L'immagine di Giovanni Paolo II, il «Papa polacco che ha trionfato sul comunismo», non ha di certo risentito di queste vicende, anche se l'unico (piccolo) gruppo di teologi che si oppone alla sua immediata santificazione fa riferimento proprio alla libertà d'azione garantita a Marcinkus anche dopo lo scandalo dell'Ambrosiano.
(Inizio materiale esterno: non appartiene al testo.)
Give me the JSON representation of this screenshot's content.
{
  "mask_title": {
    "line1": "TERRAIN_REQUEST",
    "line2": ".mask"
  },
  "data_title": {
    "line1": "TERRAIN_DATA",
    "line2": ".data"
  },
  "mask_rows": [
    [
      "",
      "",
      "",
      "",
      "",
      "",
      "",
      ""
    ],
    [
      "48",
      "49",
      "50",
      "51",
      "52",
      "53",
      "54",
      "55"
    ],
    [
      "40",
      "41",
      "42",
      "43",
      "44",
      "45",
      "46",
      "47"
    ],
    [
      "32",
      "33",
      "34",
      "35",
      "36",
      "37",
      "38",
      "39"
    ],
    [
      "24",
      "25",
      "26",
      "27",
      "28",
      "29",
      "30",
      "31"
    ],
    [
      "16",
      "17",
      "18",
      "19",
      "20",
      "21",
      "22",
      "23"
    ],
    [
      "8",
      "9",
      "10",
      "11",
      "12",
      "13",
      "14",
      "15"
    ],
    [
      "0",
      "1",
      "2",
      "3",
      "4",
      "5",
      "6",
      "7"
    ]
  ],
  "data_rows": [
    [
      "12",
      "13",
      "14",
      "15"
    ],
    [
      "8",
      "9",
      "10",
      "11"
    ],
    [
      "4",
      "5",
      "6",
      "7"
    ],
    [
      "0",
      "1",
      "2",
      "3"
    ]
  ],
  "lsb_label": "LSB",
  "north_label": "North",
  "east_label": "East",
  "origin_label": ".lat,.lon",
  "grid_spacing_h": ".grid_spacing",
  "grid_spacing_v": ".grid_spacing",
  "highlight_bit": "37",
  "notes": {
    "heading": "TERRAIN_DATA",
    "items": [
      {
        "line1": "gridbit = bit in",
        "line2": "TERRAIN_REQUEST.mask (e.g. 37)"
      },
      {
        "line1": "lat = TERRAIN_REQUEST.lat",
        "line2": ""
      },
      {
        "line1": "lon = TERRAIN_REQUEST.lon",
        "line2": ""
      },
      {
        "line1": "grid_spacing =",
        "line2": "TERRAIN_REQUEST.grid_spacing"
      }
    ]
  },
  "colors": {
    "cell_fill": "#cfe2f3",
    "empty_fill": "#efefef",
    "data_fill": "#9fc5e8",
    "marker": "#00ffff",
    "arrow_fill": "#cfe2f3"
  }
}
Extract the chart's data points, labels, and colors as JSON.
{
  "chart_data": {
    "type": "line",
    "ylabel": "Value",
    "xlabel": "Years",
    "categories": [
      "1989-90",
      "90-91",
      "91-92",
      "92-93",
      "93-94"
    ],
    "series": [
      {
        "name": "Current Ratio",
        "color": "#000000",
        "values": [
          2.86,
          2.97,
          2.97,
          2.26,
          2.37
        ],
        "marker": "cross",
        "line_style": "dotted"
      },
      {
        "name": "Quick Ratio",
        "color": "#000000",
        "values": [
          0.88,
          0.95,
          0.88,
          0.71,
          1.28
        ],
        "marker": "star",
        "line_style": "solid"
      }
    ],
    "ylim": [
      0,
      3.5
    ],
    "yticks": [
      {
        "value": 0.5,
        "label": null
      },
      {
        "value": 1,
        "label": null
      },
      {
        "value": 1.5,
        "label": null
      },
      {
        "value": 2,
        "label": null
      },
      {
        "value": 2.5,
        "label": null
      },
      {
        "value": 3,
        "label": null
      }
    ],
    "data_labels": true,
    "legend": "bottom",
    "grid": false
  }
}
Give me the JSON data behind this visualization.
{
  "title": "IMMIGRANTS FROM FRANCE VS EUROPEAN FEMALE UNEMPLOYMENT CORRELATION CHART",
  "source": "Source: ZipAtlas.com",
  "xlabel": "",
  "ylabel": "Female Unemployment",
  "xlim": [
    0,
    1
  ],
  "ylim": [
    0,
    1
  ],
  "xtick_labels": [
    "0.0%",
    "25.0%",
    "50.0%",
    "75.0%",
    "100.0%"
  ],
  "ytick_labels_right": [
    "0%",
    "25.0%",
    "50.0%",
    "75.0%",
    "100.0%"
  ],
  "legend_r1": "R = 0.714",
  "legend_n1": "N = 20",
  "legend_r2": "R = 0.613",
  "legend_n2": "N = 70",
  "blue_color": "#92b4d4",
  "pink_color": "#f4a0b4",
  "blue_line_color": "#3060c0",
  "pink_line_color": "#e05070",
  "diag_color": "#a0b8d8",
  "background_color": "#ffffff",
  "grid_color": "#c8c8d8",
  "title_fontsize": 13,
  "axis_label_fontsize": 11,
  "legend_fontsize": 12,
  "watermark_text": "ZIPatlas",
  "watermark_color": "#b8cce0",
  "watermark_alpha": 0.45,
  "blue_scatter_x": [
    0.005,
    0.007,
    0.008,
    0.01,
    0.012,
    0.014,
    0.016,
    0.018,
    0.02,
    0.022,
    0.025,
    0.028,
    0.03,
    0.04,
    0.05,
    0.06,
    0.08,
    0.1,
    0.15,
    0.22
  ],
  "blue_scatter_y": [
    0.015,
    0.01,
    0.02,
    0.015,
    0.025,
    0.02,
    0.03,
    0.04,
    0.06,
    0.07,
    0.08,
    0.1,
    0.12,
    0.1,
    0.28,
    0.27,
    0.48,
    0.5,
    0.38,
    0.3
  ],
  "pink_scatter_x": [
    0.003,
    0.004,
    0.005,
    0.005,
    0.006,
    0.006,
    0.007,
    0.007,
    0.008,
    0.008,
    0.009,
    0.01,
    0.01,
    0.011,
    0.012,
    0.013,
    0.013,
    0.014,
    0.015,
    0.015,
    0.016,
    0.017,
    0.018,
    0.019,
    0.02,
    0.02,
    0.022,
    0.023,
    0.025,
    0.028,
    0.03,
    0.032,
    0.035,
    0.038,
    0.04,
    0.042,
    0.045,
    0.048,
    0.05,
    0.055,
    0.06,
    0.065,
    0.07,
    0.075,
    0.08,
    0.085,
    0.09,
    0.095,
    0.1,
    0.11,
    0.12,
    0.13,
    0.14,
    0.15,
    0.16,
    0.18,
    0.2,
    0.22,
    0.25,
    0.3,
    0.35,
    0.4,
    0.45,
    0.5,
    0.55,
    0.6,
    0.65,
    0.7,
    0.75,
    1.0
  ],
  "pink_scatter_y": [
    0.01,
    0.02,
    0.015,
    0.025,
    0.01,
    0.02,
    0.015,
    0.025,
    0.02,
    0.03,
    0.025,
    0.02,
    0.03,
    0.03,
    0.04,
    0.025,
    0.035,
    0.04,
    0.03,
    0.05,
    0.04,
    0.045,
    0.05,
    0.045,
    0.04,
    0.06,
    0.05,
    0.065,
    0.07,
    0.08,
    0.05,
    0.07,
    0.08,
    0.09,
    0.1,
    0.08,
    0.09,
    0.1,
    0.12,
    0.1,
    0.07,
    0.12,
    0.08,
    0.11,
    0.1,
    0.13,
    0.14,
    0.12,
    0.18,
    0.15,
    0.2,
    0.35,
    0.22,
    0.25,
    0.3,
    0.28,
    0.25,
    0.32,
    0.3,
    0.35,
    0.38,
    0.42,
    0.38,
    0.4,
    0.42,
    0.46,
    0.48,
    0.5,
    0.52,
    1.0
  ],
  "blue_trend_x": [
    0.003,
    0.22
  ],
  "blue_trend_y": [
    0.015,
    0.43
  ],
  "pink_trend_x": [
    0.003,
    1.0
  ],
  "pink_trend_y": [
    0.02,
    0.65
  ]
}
Per l'Italia quello fu un passaggio difficilissimo: usando l'Ambrosiano come suo braccio finanziario, la loggia massonica clandestina P2 guidata da Licio Gelli tentò di infiltrarsi nei gangli vitali degli organi dello Stato e di conquistare perfino il Corriere della Sera (controllato allora dalla famiglia Rizzoli che teneva in piedi l'azienda coi finanziamenti di Calvi). Il 1982 fu l'anno terribile del crac della banca, della morte di Calvi, trovato impiccato a Londra, in una macabra messa in scena sulle rive del Tamigi, vicino al ponte dei Frati Neri. Seguì una vigorosa azione di salvataggio della banca, confluita nel Nuovo Banco Ambrosiano: la revisione della situazione contabile fece emergere con tutta evidenza che lo Ior aveva svolto un ruolo centrale nella gestione dell'Ambrosiano e nella «dispersione» delle sue risorse, finite soprattutto in America Latina.
Ne sono seguite battaglie giudiziarie infinite. Quella per l'Ambrosiano Overseas, conclusa di recente, è durata oltre vent'anni. I magistrati hanno ascoltato decine di testimoni e imputati in tutto il mondo. Salvo uno: Marcinkus.